Namun ada keanehan yang terjadi pada perisitiwa gantung diri yang dilakukan oleh korban ini. Keanehan yang muncul bahwa meski melakukan gantung diri tapi tidak ditemukan tanda-tanda yang biasa terjadi pada orang gantung diri lainnya. Misalnya, korban tidak mengeluarkan kotoran atau sperma dan atau lidah menjulur.
“Yang kami amati tanda –tanda terhadap orang yang gantung diri yang biasanya memang tidak terjadi pada korban. Tanda-tanda orang meninggal dengan cara gantung diri, biasanya mengeluarkan kotoran dan sperma atau lidahnya menjulur,” kata Kapolsek Mumbulsari AKP Heri P melalui Kanitreskrim Aiptu Galuh Harja L.
Dikatakan Galuh, bahwa petugas tiba dilokasi tubuh korban telah diturunkan dari gantungan blandar bambu.”Kami tiba dilokasi, tubuh korban sudah berada dibawah. Maksud warga menurunkan tubuh korban berusaha menyelamatkan nyawanya karena saat itu masih didapati tanda-tanda kehidupan pada korban,” ujarnya.
Namun lanjut dia, semua itu sudah terlanjur tubuh korban berada dibawah. Sehingga, fakta yang aslinya tidak dapat didapatkan secara sepenuhnya.”Tubuh korban kami amati dan periksa ternyata tanda-tanda orang gantung diri yang biasanya terjadi tidak kami temukan pada tubuh korban. Apa yang kami dapatkan dilapangan sangat minim,” paparnya.
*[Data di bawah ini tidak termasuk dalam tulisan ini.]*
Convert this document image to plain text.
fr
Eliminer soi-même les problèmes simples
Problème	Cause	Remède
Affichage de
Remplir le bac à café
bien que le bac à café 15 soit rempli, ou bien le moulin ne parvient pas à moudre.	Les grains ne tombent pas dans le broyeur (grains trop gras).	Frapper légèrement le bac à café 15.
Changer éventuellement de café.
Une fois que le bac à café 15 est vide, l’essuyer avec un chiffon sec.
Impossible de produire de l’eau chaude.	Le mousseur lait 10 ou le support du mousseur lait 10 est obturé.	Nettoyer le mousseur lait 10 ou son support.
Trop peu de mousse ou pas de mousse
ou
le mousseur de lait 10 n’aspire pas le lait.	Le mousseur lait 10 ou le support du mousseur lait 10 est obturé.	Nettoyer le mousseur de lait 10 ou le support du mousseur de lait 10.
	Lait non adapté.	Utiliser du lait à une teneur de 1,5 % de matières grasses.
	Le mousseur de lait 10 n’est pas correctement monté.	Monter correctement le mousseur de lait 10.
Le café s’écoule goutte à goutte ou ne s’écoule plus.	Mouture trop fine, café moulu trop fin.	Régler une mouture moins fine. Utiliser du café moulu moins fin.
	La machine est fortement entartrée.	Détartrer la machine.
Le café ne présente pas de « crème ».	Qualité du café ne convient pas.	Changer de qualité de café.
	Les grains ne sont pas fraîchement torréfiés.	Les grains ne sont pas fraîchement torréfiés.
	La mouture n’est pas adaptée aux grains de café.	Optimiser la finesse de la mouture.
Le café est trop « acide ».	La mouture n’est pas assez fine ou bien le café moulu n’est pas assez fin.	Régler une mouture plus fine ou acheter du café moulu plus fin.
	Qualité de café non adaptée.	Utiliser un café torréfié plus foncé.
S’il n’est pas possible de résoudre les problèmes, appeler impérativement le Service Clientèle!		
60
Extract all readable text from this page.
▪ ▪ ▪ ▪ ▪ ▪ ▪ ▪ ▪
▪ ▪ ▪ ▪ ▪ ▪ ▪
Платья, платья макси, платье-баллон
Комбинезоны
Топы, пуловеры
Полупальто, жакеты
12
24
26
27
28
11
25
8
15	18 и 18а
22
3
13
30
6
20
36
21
“Misalnya, korban dari dubur korban tidak kami temukan kotoran yang keluar. Dan, yang biasanya ada sperma yang keluar dari alat kelaminnya juga tidak kami dapatkan. Termasuk lidah menjulur juga tidak terlihat,” bebernya.
Terus apa motifnya nekat gantung diri?”Kami belum dapat memeriksa dengan meminta keterangan istrinya karena kondisinya masih shok. Kami maklumi karena telah kehilangan suaminya. Mungkin sehari dua hari ini kami lakukan,” ulasnya.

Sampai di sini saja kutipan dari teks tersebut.